Nucleotide sequence and hormonal regulation of mouse glycerophosphate dehydrogenase mRNA during adipocyte and muscle cell differentiation

• Published in: The Journal of biological chemistry Vol. 262; no. 4; pp. 1804 - 1809
• Main Authors: Dobson, D E, Groves, D L, Spiegelman, B M
• Format: Journal Article
• Language: English
• Published: Bethesda, MD Elsevier Inc 05.02.1987; American Society for Biochemistry and Molecular Biology
• Subjects: Adipose Tissue - cytology; Adipose Tissue - enzymology; Amino Acid Sequence; Animals; Base Sequence; Biological and medical sciences; Butyrates - pharmacology; Butyric Acid; Cell Differentiation; Cell differentiation, maturation, development, hematopoiesis; Cell physiology; Cyclic AMP - analogs & derivatives; Cyclic AMP - pharmacology; Dexamethasone - pharmacology; Fundamental and applied biological sciences.
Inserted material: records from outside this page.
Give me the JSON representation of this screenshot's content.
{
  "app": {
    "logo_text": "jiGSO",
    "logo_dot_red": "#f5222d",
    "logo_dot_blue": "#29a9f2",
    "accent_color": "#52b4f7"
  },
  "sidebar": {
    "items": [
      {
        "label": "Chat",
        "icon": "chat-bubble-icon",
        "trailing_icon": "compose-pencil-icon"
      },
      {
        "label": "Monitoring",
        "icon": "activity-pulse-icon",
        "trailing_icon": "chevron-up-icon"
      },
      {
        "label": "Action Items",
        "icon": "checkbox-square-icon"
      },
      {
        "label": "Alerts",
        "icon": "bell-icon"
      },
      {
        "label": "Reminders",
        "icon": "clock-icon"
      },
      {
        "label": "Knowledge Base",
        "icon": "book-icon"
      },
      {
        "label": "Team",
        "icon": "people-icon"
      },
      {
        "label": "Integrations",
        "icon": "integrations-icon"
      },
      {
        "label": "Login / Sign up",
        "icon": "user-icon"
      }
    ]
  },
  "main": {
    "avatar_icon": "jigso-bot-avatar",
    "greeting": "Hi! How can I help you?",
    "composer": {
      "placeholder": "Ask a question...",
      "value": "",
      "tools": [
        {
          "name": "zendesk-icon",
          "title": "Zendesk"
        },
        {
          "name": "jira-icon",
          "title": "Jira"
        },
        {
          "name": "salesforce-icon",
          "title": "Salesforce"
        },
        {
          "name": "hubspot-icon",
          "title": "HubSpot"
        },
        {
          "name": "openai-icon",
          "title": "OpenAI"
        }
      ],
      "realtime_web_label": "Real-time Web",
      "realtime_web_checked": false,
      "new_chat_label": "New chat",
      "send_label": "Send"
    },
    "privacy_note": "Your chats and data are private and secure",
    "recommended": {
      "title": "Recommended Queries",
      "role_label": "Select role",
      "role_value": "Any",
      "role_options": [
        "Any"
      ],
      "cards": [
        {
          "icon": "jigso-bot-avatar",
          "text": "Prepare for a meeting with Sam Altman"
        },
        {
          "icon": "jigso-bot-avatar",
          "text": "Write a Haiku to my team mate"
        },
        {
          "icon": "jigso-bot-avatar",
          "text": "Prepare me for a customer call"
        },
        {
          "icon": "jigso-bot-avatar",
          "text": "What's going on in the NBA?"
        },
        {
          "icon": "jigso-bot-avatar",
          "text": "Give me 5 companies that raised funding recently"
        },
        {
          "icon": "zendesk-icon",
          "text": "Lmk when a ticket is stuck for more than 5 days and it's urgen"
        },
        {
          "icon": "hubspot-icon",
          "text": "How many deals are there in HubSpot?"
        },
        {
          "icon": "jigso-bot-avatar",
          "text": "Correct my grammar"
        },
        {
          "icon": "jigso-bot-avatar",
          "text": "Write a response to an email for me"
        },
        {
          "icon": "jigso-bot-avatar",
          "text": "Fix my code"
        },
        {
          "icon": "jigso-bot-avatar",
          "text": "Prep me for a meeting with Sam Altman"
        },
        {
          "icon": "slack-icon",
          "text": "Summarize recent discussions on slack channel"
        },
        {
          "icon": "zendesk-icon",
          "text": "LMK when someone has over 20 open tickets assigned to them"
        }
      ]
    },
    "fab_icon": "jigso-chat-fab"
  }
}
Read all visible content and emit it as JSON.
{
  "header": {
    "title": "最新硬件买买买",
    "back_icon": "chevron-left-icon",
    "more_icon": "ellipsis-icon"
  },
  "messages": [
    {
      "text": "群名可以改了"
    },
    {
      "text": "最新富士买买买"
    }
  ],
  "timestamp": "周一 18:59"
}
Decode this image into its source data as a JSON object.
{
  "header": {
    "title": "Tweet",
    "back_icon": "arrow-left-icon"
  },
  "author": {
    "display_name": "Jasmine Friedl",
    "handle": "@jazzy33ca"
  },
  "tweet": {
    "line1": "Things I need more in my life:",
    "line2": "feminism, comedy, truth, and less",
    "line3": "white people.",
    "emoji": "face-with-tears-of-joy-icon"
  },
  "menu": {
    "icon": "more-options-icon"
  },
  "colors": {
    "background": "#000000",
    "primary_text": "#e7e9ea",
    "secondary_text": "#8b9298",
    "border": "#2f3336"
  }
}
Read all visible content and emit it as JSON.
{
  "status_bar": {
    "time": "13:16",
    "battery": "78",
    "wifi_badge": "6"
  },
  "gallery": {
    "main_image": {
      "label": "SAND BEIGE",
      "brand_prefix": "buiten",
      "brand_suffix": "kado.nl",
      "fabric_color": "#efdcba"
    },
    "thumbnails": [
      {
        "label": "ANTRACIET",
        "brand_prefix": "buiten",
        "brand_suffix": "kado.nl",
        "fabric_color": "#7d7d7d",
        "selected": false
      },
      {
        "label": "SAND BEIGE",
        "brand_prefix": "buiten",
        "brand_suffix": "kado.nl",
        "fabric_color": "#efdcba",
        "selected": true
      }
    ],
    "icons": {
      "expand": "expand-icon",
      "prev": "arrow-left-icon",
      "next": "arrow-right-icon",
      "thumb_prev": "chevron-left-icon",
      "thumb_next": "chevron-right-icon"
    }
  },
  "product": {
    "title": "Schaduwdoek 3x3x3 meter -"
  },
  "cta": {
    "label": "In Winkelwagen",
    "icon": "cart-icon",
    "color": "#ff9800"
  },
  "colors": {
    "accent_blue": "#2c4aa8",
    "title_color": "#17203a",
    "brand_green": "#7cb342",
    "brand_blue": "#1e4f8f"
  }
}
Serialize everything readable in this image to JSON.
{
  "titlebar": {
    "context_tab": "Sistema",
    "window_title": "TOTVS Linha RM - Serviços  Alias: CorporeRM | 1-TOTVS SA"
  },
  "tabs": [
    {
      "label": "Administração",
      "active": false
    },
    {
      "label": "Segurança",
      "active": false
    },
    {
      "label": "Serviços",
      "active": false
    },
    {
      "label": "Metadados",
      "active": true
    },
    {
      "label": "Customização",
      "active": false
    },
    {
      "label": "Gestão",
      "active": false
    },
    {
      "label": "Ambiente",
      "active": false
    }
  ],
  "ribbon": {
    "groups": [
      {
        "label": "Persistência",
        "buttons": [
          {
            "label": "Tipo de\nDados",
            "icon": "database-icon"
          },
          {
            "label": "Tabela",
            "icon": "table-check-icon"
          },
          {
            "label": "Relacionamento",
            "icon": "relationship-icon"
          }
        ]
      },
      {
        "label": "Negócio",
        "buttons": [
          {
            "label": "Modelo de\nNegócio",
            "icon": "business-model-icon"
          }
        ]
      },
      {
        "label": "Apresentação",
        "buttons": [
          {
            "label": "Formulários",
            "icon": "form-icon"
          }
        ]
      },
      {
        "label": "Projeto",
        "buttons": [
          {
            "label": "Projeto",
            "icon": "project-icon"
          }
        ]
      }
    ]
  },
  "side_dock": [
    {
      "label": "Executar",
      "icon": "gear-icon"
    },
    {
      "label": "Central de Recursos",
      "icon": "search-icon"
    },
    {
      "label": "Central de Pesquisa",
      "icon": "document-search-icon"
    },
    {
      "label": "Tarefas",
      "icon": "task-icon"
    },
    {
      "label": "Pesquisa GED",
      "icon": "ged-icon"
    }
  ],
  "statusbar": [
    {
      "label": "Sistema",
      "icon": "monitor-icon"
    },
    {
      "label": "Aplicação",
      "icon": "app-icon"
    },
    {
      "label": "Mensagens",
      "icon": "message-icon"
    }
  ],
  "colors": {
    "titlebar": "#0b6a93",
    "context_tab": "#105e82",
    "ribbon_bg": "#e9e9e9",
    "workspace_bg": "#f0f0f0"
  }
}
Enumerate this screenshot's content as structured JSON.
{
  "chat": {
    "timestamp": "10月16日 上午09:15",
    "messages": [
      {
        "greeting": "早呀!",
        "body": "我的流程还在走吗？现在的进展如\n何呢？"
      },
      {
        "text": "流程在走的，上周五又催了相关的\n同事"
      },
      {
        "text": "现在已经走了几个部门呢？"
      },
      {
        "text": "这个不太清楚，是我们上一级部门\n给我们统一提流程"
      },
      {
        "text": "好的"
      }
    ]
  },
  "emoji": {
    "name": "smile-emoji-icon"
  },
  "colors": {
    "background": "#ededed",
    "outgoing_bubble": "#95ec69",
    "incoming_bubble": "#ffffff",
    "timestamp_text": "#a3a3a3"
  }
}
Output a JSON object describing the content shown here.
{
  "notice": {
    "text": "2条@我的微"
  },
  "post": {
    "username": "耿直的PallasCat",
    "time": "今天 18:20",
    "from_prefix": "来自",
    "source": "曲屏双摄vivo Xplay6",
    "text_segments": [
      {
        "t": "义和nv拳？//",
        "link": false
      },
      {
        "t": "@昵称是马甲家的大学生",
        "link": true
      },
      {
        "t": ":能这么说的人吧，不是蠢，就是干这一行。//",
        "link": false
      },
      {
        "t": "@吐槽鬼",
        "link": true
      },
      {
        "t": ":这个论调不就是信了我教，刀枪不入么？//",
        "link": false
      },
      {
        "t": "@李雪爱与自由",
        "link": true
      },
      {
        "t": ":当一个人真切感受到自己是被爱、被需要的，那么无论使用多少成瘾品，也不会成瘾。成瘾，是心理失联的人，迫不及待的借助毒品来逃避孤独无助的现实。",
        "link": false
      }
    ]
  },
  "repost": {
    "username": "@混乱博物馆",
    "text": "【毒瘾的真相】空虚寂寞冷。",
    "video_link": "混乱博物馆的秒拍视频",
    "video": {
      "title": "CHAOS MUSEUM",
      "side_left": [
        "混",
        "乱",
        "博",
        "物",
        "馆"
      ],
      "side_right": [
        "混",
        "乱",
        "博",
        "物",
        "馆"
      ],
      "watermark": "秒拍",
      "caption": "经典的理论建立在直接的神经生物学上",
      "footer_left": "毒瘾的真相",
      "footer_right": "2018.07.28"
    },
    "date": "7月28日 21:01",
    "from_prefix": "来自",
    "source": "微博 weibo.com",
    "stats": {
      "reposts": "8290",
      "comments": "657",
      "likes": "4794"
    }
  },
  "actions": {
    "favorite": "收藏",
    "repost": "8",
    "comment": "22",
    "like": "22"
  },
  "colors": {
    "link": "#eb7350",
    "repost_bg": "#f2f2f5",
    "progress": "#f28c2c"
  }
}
Psychology; Glycerolphosphate Dehydrogenase - genetics; Mice; Molecular and cellular biology; Muscles - cytology; Muscles - enzymology; Rabbits; RNA, Messenger - metabolism; Adipocyte; Cell culture; Molecular hybridization; Glycerol-3-phosphate dehydrogenase (NAD+); Molecular structure; Rodentia; Cyclic AMP; Cell differentiation; Gene expression; Vertebrata; Regulation(control); Mammalia; Messenger RNA; Complementary DNA; Mouse; Tumor necrosis factor; Myoblast
• ISSN: 0021-9258; 1083-351X
• DOI: 10.1016/S0021-9258(19)75710-X

We have studied the structure and regulation of glycerophosphate dehydrogenase (GPD) mRNA during mouse adipocyte and muscle cell differentiation. This message has a size of 2.8 kilobases that includes a coding segment of 1050 bases and a large untranslated 3' end of about 1700 bases. There is a high degree of amino acid homology (91%) between the mouse adipocyte and rabbit muscle GPD proteins. GPD mRNA is not detected in myoblasts, but, as in adipogenesis, it is expressed upon differentiation into myotubes. The modulation of GPD mRNA by cyclic AMP analogues and tumor necrosis factor has been examined in both adipocytes and myotubes. Dibutyryl cAMP or 8-bromo-cAMP causes a large reduction of GPD mRNA levels in both cell types, with less than 20% remaining after 18 h of treatment. Tumor necrosis factor effects a dramatic and rapid reduction in GPD mRNA in fat cells and a slower but significant decrease in the level of this mRNA in muscle cells. These results indicate that GPD gene expression is linked to cell differentiation in both fat and muscle cells, and suggest certain similarities in hormonal modulation in both cell types.